For the filter dated “26-July-2014” you should find two groups of widgets. The widgets clustered under “Paint Detail” let you furnish hints and policy to guide the business of decomposing an image into strokes; the Physical Paint section in this tutorial covers the underlying mechanisms of these widgets. “Render Detail” allows you to furnish hints about how the paintings should appear. The “Lighting” section in this tutorial furnishes underlying information for that grouping of widgets.

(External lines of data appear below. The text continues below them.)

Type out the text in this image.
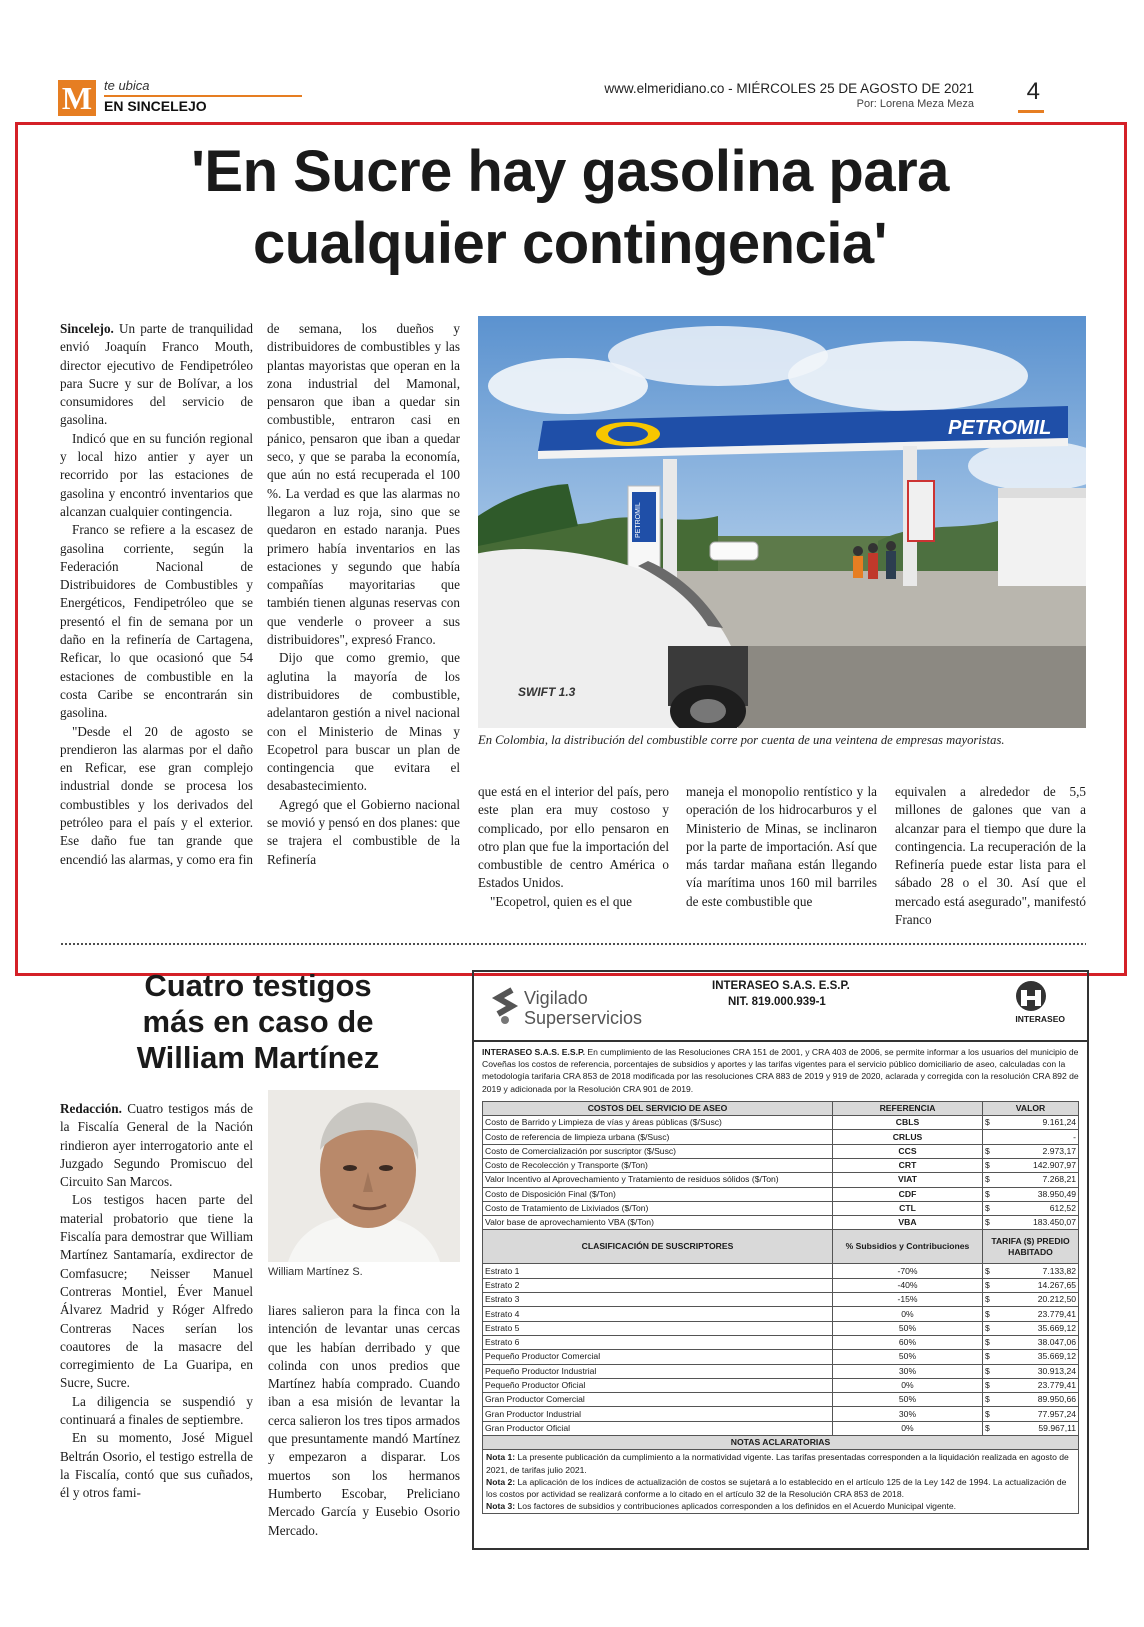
M te ubica
EN SINCELEJO
www.elmeridiano.co - MIÉRCOLES 25 DE AGOSTO DE 2021
Por: Lorena Meza Meza 4
'En Sucre hay gasolina para
cualquier contingencia'

Sincelejo. Un parte de tranquilidad envió Joaquín Franco Mouth, director ejecutivo de Fendipetróleo para Sucre y sur de Bolívar, a los consumidores del servicio de gasolina.

Indicó que en su función regional y local hizo antier y ayer un recorrido por las estaciones de gasolina y encontró inventarios que alcanzan cualquier contingencia.

Franco se refiere a la escasez de gasolina corriente, según la Federación Nacional de Distribuidores de Combustibles y Energéticos, Fendipetróleo que se presentó el fin de semana por un daño en la refinería de Cartagena, Reficar, lo que ocasionó que 54 estaciones de combustible en la costa Caribe se encontrarán sin gasolina.

"Desde el 20 de agosto se prendieron las alarmas por el daño en Reficar, ese gran complejo industrial donde se procesa los combustibles y los derivados del petróleo para el país y el exterior. Ese daño fue tan grande que encendió las alarmas, y como era fin

de semana, los dueños y distribuidores de combustibles y las plantas mayoristas que operan en la zona industrial del Mamonal, pensaron que iban a quedar sin combustible, entraron casi en pánico, pensaron que iban a quedar seco, y que se paraba la economía, que aún no está recuperada el 100 %. La verdad es que las alarmas no llegaron a luz roja, sino que se quedaron en estado naranja. Pues primero había inventarios en las estaciones y segundo que había compañías mayoritarias que también tienen algunas reservas con que venderle o proveer a sus distribuidores", expresó Franco.

Dijo que como gremio, que aglutina la mayoría de los distribuidores de combustible, adelantaron gestión a nivel nacional con el Ministerio de Minas y Ecopetrol para buscar un plan de contingencia que evitara el desabastecimiento.

Agregó que el Gobierno nacional se movió y pensó en dos planes: que se trajera el combustible de la Refinería

PETROMIL
PETROMIL
SWIFT 1.3
En Colombia, la distribución del combustible corre por cuenta de una veintena de empresas mayoristas.

que está en el interior del país, pero este plan era muy costoso y complicado, por ello pensaron en otro plan que fue la importación del combustible de centro América o Estados Unidos.

"Ecopetrol, quien es el que

maneja el monopolio rentístico y la operación de los hidrocarburos y el Ministerio de Minas, se inclinaron por la parte de importación. Así que más tardar mañana están llegando vía marítima unos 160 mil barriles de este combustible que

equivalen a alrededor de 5,5 millones de galones que van a alcanzar para el tiempo que dure la contingencia. La recuperación de la Refinería puede estar lista para el sábado 28 o el 30. Así que el mercado está asegurado", manifestó Franco

Cuatro testigos
más en caso de
William Martínez

Redacción. Cuatro testigos más de la Fiscalía General de la Nación rindieron ayer interrogatorio ante el Juzgado Segundo Promiscuo del Circuito San Marcos.

Los testigos hacen parte del material probatorio que tiene la Fiscalía para demostrar que William Martínez Santamaría, exdirector de Comfasucre; Neisser Manuel Contreras Montiel, Éver Manuel Álvarez Madrid y Róger Alfredo Contreras Naces serían los coautores de la masacre del corregimiento de La Guaripa, en Sucre, Sucre.

La diligencia se suspendió y continuará a finales de septiembre.

En su momento, José Miguel Beltrán Osorio, el testigo estrella de la Fiscalía, contó que sus cuñados, él y otros fami-

William Martínez S.

liares salieron para la finca con la intención de levantar unas cercas que les habían derribado y que colinda con unos predios que Martínez había comprado. Cuando iban a esa misión de levantar la cerca salieron los tres tipos armados que presuntamente mandó Martínez y empezaron a disparar. Los muertos son los hermanos Humberto Escobar, Preliciano Mercado García y Eusebio Osorio Mercado.

Vigilado
Superservicios
INTERASEO S.A.S. E.S.P.
NIT. 819.000.939-1
INTERASEO
INTERASEO S.A.S. E.S.P. En cumplimiento de las Resoluciones CRA 151 de 2001, y CRA 403 de 2006, se permite informar a los usuarios del municipio de Coveñas los costos de referencia, porcentajes de subsidios y aportes y las tarifas vigentes para el servicio público domiciliario de aseo, calculadas con la metodología tarifaria CRA 853 de 2018 modificada por las resoluciones CRA 883 de 2019 y 919 de 2020, aclarada y corregida con la resolución CRA 892 de 2019 y adicionada por la Resolución CRA 901 de 2019.
COSTOS DEL SERVICIO DE ASEO	REFERENCIA	VALOR	
Costo de Barrido y Limpieza de vías y áreas públicas ($/Susc)	CBLS	$	9.161,24
Costo de referencia de limpieza urbana ($/Susc)	CRLUS		-
Costo de Comercialización por suscriptor ($/Susc)	CCS	$	2.973,17
Costo de Recolección y Transporte ($/Ton)	CRT	$	142.907,97
Valor Incentivo al Aprovechamiento y Tratamiento de residuos sólidos ($/Ton)	VIAT	$	7.268,21
Costo de Disposición Final ($/Ton)	CDF	$	38.950,49
Costo de Tratamiento de Lixiviados ($/Ton)	CTL	$	612,52
Valor base de aprovechamiento VBA ($/Ton)	VBA	$	183.450,07
CLASIFICACIÓN DE SUSCRIPTORES	% Subsidios y Contribuciones	TARIFA ($) PREDIO HABITADO	
Estrato 1	-70%	$	7.133,82
Estrato 2	-40%	$	14.267,65
Estrato 3	-15%	$	20.212,50
Estrato 4	0%	$	23.779,41
Estrato 5	50%	$	35.669,12
Estrato 6	60%	$	38.047,06
Pequeño Productor Comercial	50%	$	35.669,12
Pequeño Productor Industrial	30%	$	30.913,24
Pequeño Productor Oficial	0%	$	23.779,41
Gran Productor Comercial	50%	$	89.950,66
Gran Productor Industrial	30%	$	77.957,24
Gran Productor Oficial	0%	$	59.967,11
NOTAS ACLARATORIAS			
Nota 1: La presente publicación da cumplimiento a la normatividad vigente. Las tarifas presentadas corresponden a la liquidación realizada en agosto de 2021, de tarifas julio 2021.
Nota 2: La aplicación de los índices de actualización de costos se sujetará a lo establecido en el artículo 125 de la Ley 142 de 1994. La actualización de los costos por actividad se realizará conforme a lo citado en el artículo 32 de la Resolución CRA 853 de 2018.
Nota 3: Los factores de subsidios y contribuciones aplicados corresponden a los definidos en el Acuerdo Municipal vigente.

Here are some particulars.
It is worthwhile to activate “Very Verbose” Console or Logfile options on the main Gimp-G'MIC control panel before running the Finger paint filter. These choice spinners are located on the left hand side, under the preview window. The line-by-line G'MIC commentary follows this tutorial fairly closely. There are minor implementation differences between the filter plug in and the walk through script, but nothing that obscures the underlying principles.
For comparision, ambersweet oranges, rendered with fatter fingers than those used in the walkthrough. Finger size for the walk through was about 0.5, here it is about 0.7. We also specified less detail (0.30) and brighter highlights and specular components (0.6 or so).This gives a somewhat more abstract representation. Enjoy the physicality of the paint.